Ranking Mean-Field Planning Games

TL;DR

This paper analyzes a one-dimensional Mean-Field Planning system with rank-based coupling, establishing solution equivalences, uniqueness, and existence results through potential reformulation and variational methods.

Contribution

It introduces a potential formulation for the ranking MFP system, proving solution equivalence, uniqueness under convexity, and existence via variational inequalities and Minty's method.

Findings

Established equivalence between classical solutions and potential problem.

Proved uniqueness of solutions under strict convexity assumptions.

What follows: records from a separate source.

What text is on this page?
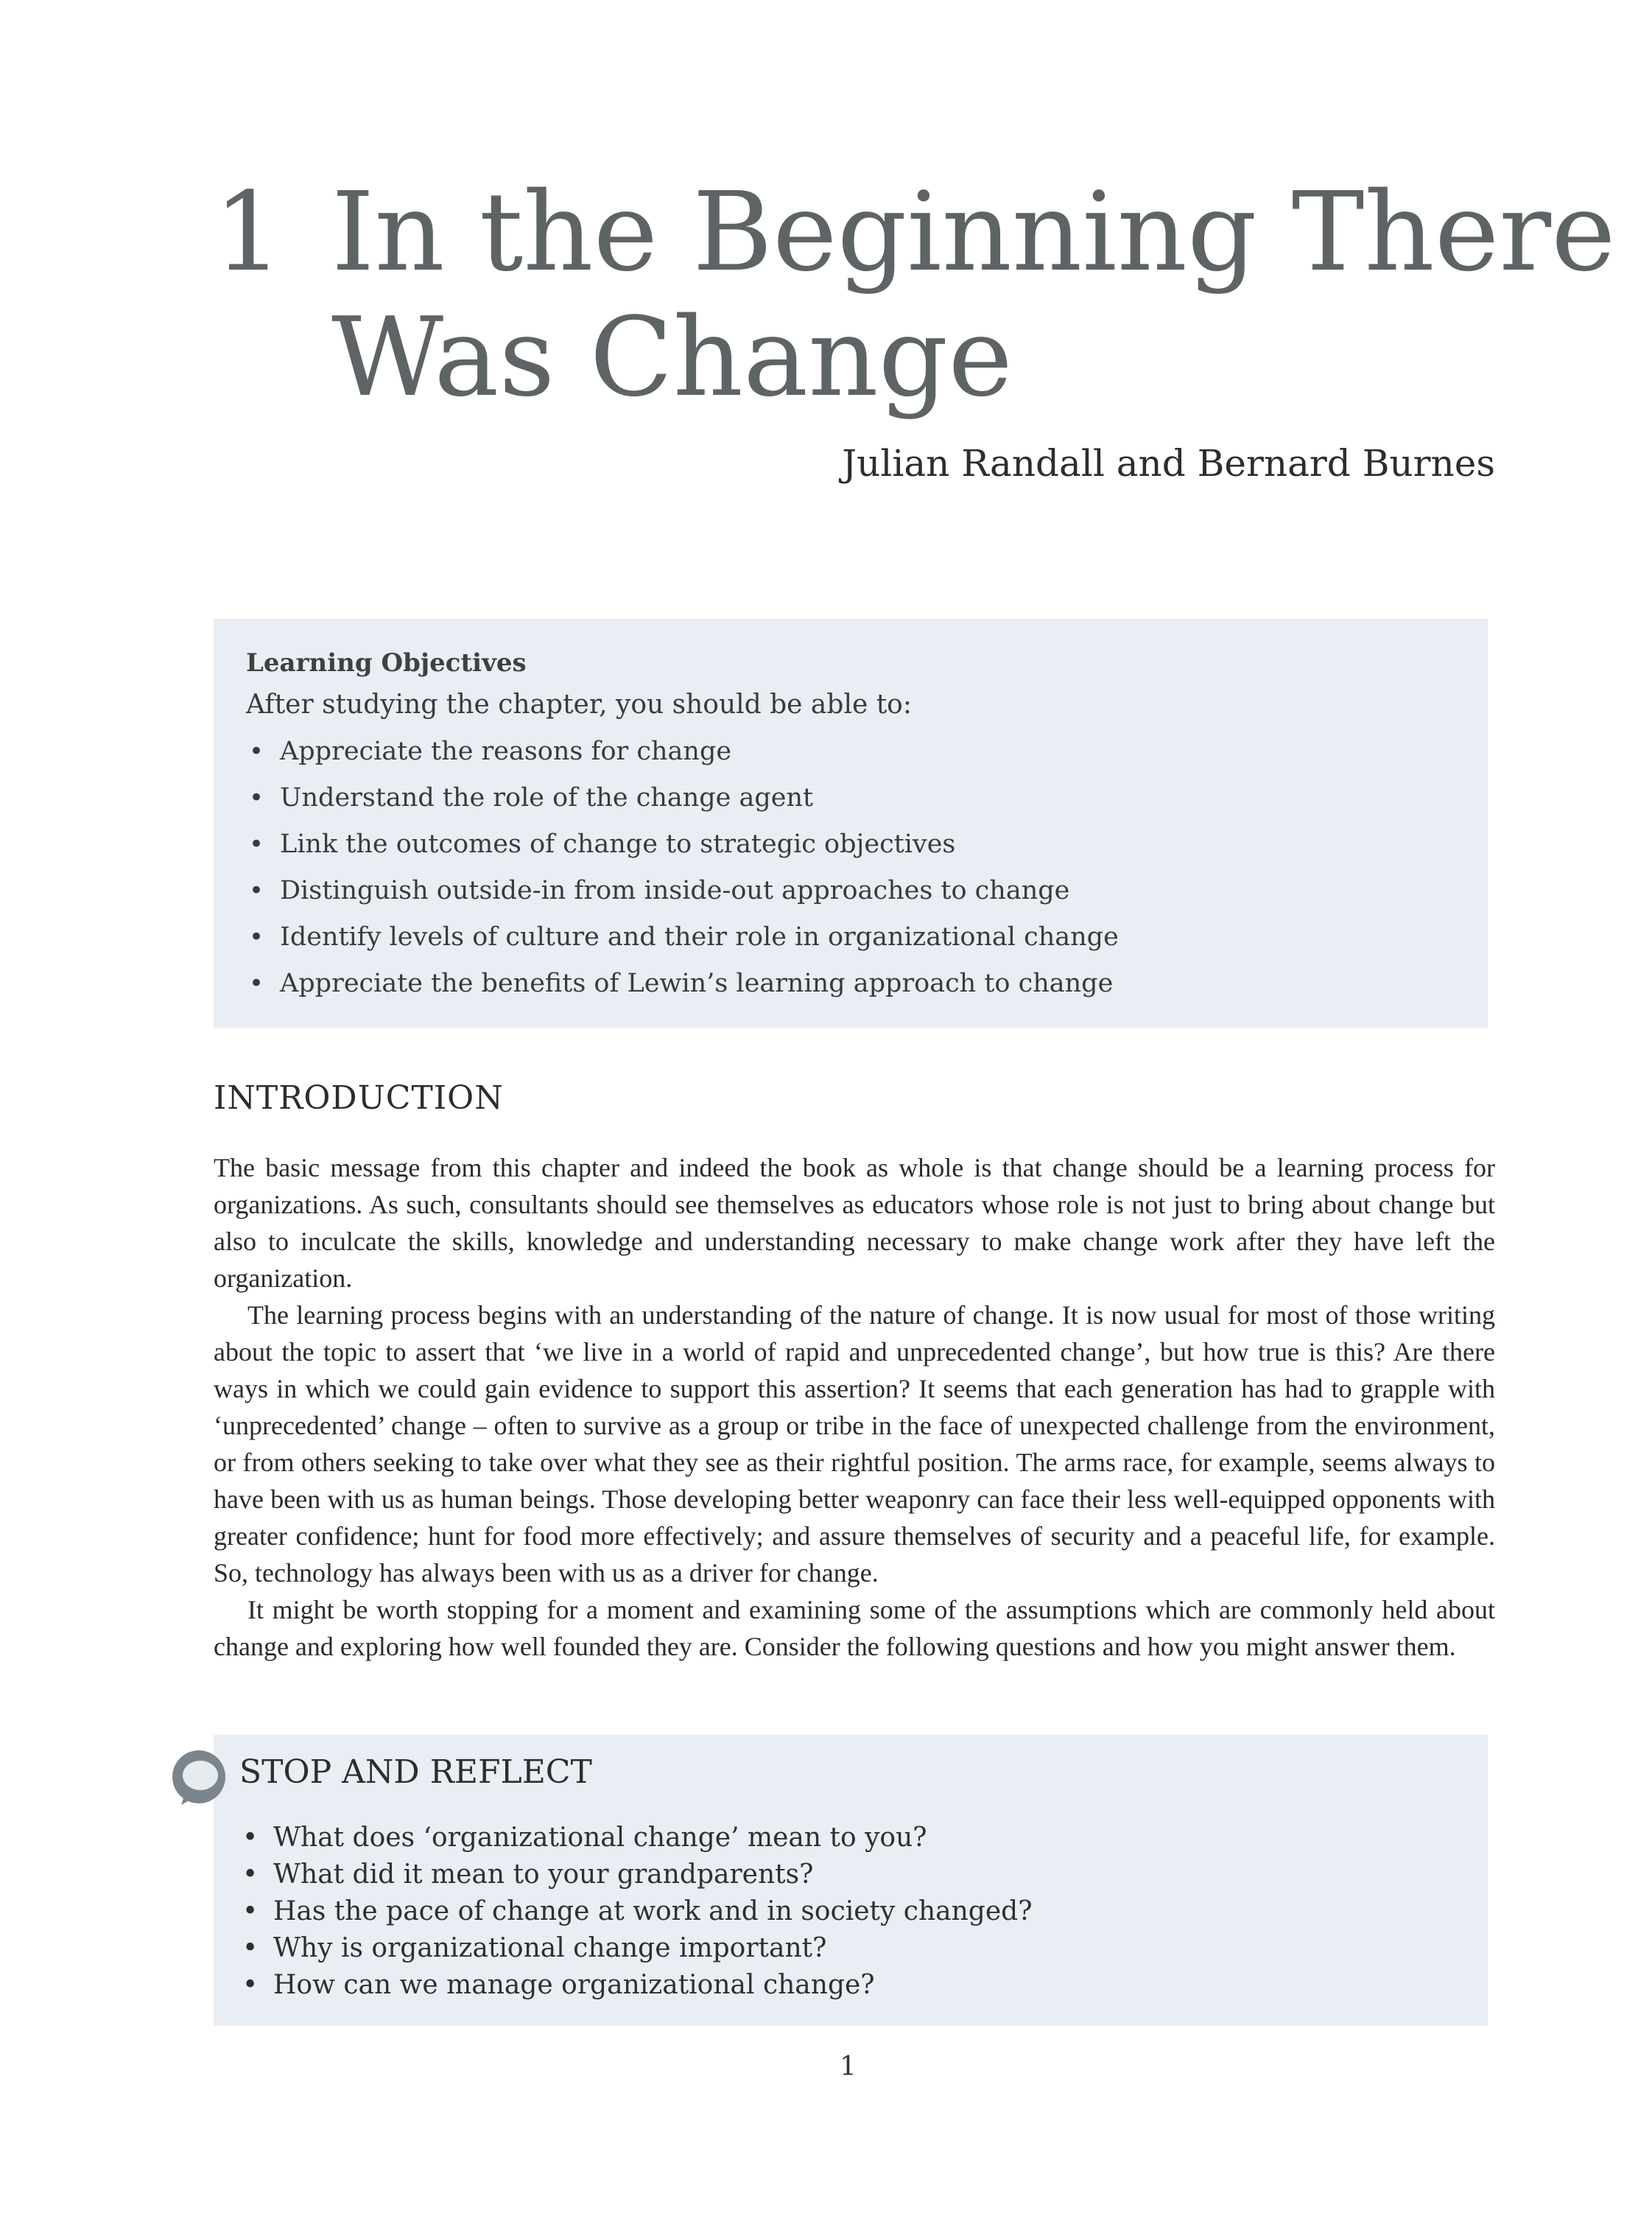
1 In the Beginning There
Was Change
Julian Randall and Bernard Burnes
Learning Objectives
After studying the chapter, you should be able to:
• Appreciate the reasons for change
• Understand the role of the change agent
• Link the outcomes of change to strategic objectives
• Distinguish outside-in from inside-out approaches to change
• Identify levels of culture and their role in organizational change
• Appreciate the benefits of Lewin’s learning approach to change
INTRODUCTION

The basic message from this chapter and indeed the book as whole is that change should be a learning process for organizations. As such, consultants should see themselves as educators whose role is not just to bring about change but also to inculcate the skills, knowledge and understanding necessary to make change work after they have left the organization.

The learning process begins with an understanding of the nature of change. It is now usual for most of those writing about the topic to assert that ‘we live in a world of rapid and unprecedented change’, but how true is this? Are there ways in which we could gain evidence to support this assertion? It seems that each generation has had to grapple with ‘unprecedented’ change – often to survive as a group or tribe in the face of unexpected challenge from the environment, or from others seeking to take over what they see as their rightful position. The arms race, for example, seems always to have been with us as human beings. Those developing better weaponry can face their less well-equipped opponents with greater confidence; hunt for food more effectively; and assure themselves of security and a peaceful life, for example. So, technology has always been with us as a driver for change.

It might be worth stopping for a moment and examining some of the assumptions which are commonly held about change and exploring how well founded they are. Consider the following questions and how you might answer them.

STOP AND REFLECT
• What does ‘organizational change’ mean to you?
• What did it mean to your grandparents?
• Has the pace of change at work and in society changed?
• Why is organizational change important?
• How can we manage organizational change?
1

Demonstrated existence of weak solutions in BV space using variational methods.

Abstract

This paper studies a one-dimensional Mean-Field Planning (MFP) system with a non-local, rank-based coupling. Using a potential formulation, we rewrite the system as an associated scalar partial differential equation. We prove an equivalence between classical solutions to the ranking MFP system with positive density and classical solutions to the associated potential problem, and we derive explicit reconstruction formulas. We then identify a monotonicity structure in the associated operator, which, under strict convexity assumptions, yields uniqueness of classical solutions to the associated problem and, hence, uniqueness of the ranking MFP system up to an additive constant in the value function. Finally, under superlinear growth assumptions, we exploit monotonicity to address existence in a low-regularity setting. By formulating a variational inequality for a q-Laplacian regularized operator, we apply Minty's method to establish the existence of weak solutions in the space of functions of bounded variation for a relaxed potential formulation.